A tram service offers to provide fast, safe, and reliable travel for passengers (and their shopping) around a town. It does that at the price of a considerable investment in infrastructure. That includes the trams themselves, street redesign (see the photograph above), track, tram-stops, information systems, ticketing, maintenance depots, and so on.

Introducing a tram causes side-effects. One likely effect is disruption to other modes of transport. Car drivers may find sharing a road with a tram difficult. They may not be allowed to drive on the tram tracks. Some roads will be made one-way. It may be difficult to cross the tram route. The remaining routes may become congested by queues of cars.

Trams can have complex effects on people and businesses, both positive and negative. People can travel further and faster on some routes, using the tram. But they can take people away from businesses as easily as bring people in. A tram stop in front of a shop or a hotel could bring more customers by tram, or it might put off customers who like to arrive by car.

Each stakeholder has a different set of goals for the tram service.

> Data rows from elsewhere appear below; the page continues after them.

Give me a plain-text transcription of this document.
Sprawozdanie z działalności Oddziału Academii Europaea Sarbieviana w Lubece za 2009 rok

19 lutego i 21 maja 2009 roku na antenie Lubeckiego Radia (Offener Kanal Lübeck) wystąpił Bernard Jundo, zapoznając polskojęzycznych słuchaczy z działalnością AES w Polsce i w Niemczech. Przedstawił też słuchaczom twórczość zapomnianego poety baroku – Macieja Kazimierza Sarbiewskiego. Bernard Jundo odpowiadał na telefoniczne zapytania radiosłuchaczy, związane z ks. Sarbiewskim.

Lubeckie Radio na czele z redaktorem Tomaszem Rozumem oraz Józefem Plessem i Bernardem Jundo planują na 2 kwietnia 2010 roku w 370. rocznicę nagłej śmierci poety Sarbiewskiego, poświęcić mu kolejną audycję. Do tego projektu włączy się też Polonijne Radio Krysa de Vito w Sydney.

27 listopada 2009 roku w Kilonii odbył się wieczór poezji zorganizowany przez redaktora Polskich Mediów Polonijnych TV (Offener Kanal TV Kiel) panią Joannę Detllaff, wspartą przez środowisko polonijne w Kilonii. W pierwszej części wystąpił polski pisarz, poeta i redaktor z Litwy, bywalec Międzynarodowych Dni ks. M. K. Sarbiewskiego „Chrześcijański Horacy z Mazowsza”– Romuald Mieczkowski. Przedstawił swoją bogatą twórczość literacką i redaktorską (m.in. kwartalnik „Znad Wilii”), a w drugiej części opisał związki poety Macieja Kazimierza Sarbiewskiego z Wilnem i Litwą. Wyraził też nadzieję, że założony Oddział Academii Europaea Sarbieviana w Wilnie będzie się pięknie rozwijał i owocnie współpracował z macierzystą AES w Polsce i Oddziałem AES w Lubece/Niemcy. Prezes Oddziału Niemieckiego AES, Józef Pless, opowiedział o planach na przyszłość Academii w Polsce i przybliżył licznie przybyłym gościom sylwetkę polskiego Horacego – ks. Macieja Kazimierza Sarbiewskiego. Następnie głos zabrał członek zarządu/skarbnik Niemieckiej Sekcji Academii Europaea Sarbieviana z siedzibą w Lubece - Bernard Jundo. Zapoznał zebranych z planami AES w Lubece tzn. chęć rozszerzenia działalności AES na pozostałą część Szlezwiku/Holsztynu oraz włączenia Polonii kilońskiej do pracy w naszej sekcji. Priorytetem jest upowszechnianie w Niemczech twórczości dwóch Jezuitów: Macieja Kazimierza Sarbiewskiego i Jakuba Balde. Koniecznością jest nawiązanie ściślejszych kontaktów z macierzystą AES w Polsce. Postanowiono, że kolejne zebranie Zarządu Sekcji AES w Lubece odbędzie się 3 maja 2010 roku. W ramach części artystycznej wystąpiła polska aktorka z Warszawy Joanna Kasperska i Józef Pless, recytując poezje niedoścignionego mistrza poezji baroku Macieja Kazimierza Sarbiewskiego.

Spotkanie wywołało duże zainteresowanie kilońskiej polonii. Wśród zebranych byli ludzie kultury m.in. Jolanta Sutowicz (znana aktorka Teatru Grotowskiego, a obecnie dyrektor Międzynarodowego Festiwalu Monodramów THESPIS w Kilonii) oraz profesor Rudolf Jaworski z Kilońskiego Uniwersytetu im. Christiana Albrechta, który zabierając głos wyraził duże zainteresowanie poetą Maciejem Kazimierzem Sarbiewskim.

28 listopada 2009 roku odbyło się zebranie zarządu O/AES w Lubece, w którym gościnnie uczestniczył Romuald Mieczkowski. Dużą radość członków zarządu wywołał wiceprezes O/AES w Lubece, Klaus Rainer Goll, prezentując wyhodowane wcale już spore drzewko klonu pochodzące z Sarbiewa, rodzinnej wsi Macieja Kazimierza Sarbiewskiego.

From Chapter 13: Workshops as Theatre

A workshop is a kind of performance. Many people will attend, so each minute of workshop time costs many minutes of salaried time. Each participant wants to benefit from the time invested. Each participant will make a judgement on whether your workshop – and you – were worth their time.

It is therefore better to rehearse your plan in ordinary ‘slow’ time, and to discover your mistakes in private, rather than to make costly mistakes in workshop time.

Workshops are like theatre, too, in that people want to enjoy the time, as well as to get results. Getting stakeholders’ “buy-in” is often critical to success. An element of showmanship is necessary. That means planning, rehearsal, and playing the role.

Direct use of Improvisational Theatre (“Improv”) techniques is also possible (scenarios, role-plays...); or, Improv can be used as a training aid for better team-based innovation performances. Simple techniques such as acting a scenario around a flipchart model of a user interface can be very effective.